Im Frühjahr, insbesondere zwischen April und Juni, beginnt in der Landwirtschaft die erste Mahd der Grünlandflächen. Dabei kommen große Maschinen zum Einsatz, die die Wiesen in kurzer Zeit und mit hoher Geschwindigkeit mähen. Für viele Wildtiere wie Rehkitze, Hasen und Bodenbrüter stellt dies eine erhebliche Gefahr dar, da sie sich im hohen Gras verstecken und oft nicht rechtzeitig fliehen.

Früher durchkämmten Jäger und Landwirte die Flächen vor der Mahd zu Fuß, häufig unterstützt von Hunden. Diese Methode war jedoch sehr zeitaufwendig und konnte nur begrenzt eingesetzt werden. Zudem wurden Tiere im dichten Bewuchs oft übersehen.

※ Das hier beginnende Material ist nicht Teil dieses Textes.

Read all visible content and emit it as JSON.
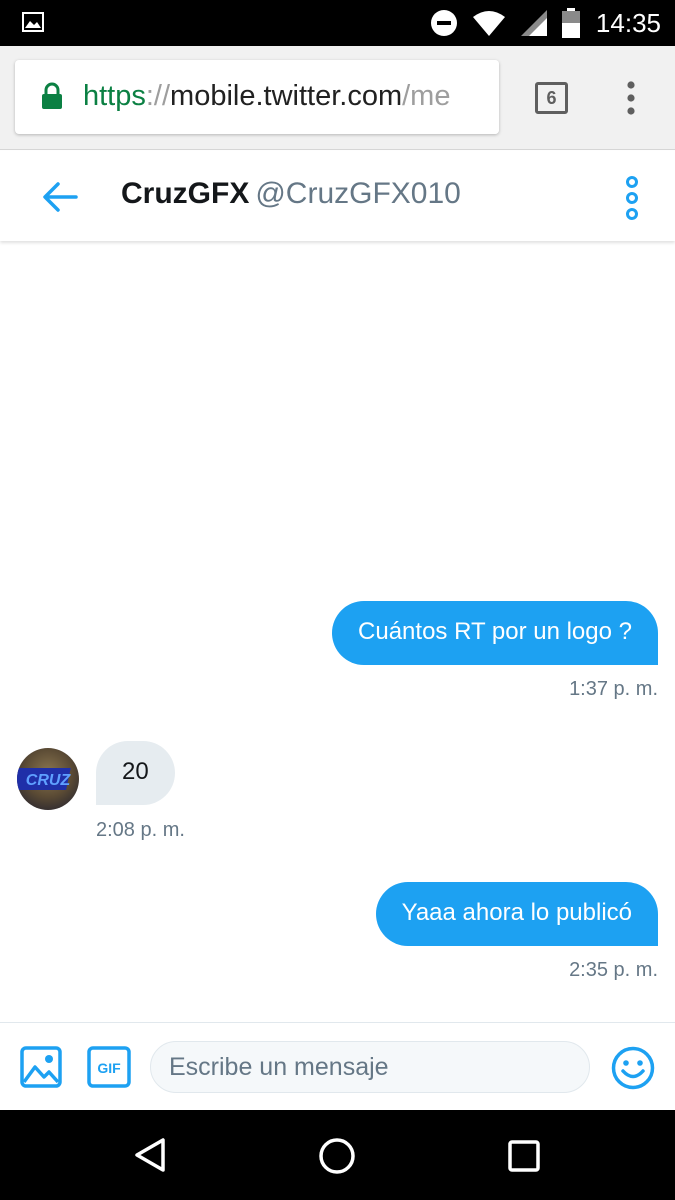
{
  "status_bar": {
    "time": "14:35",
    "icons": [
      "image-notification-icon",
      "do-not-disturb-icon",
      "wifi-icon",
      "cell-signal-icon",
      "battery-icon"
    ]
  },
  "browser": {
    "url_scheme": "https",
    "url_separator": "://",
    "url_host": "mobile.twitter.com",
    "url_path": "/me",
    "tab_count": "6",
    "secure_color": "#0b8043"
  },
  "conversation": {
    "display_name": "CruzGFX",
    "handle": "@CruzGFX010",
    "accent_color": "#1da1f2"
  },
  "messages": [
    {
      "direction": "sent",
      "text": "Cuántos RT por un logo ?",
      "time": "1:37 p. m."
    },
    {
      "direction": "received",
      "text": "20",
      "time": "2:08 p. m."
    },
    {
      "direction": "sent",
      "text": "Yaaa ahora lo publicó",
      "time": "2:35 p. m."
    }
  ],
  "avatar": {
    "logo_text": "CRUZ"
  },
  "composer": {
    "placeholder": "Escribe un mensaje",
    "gif_label": "GIF"
  },
  "nav_bar": {
    "icons": [
      "back-triangle-icon",
      "home-circle-icon",
      "recents-square-icon"
    ]
  }
}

Heute bietet moderne Drohnentechnik mit Wärmebildkameras eine effektive Lösung. Die Drohnen ermöglichen es, große Flächen schnell und gezielt zu überfliegen und dabei Wärmequellen zuverlässig zu erkennen. So können Rehkitze und andere Tiere frühzeitig entdeckt, in Sicherheit gebracht oder ihre Position markiert werden.

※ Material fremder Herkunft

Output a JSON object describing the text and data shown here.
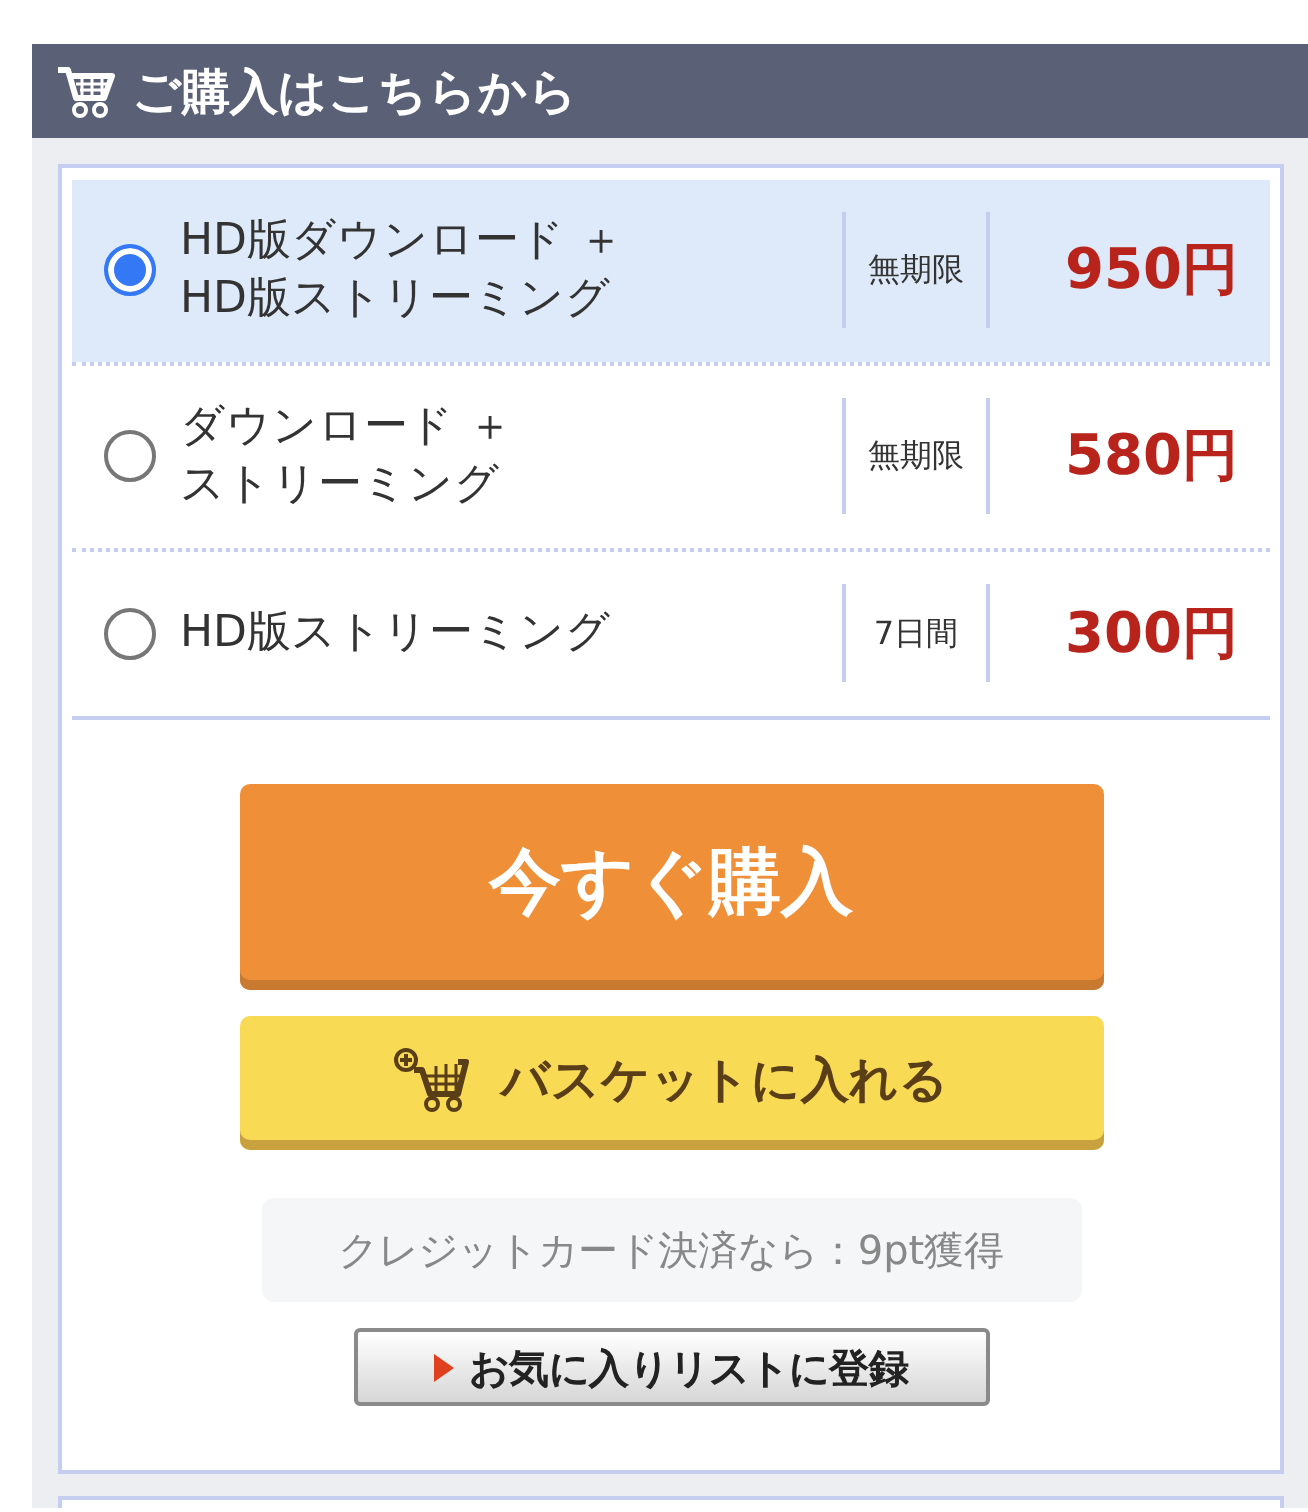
{
  "section": {
    "title": "ご購入はこちらから"
  },
  "options": [
    {
      "label_lines": [
        "HD版ダウンロード ＋",
        "HD版ストリーミング"
      ],
      "period": "無期限",
      "price": "950円",
      "selected": true
    },
    {
      "label_lines": [
        "ダウンロード ＋",
        "ストリーミング"
      ],
      "period": "無期限",
      "price": "580円",
      "selected": false
    },
    {
      "label_lines": [
        "HD版ストリーミング"
      ],
      "period": "7日間",
      "price": "300円",
      "selected": false
    }
  ],
  "buy_button": "今すぐ購入",
  "basket_button": "バスケットに入れる",
  "points_note": "クレジットカード決済なら：9pt獲得",
  "favorite_button": "お気に入りリストに登録"
}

Die Kreisjägerschaft Düren e.V. nutzt diese Technik bereits seit 2021 erfolgreich. Ein Team aus elf ausgebildeten Drohnenpiloten ist jedes Frühjahr im Einsatz. Bereits im ersten Jahr konnten 46 Rehkitze gerettet werden und in den Folgejahren jeweils über 100 Kitze.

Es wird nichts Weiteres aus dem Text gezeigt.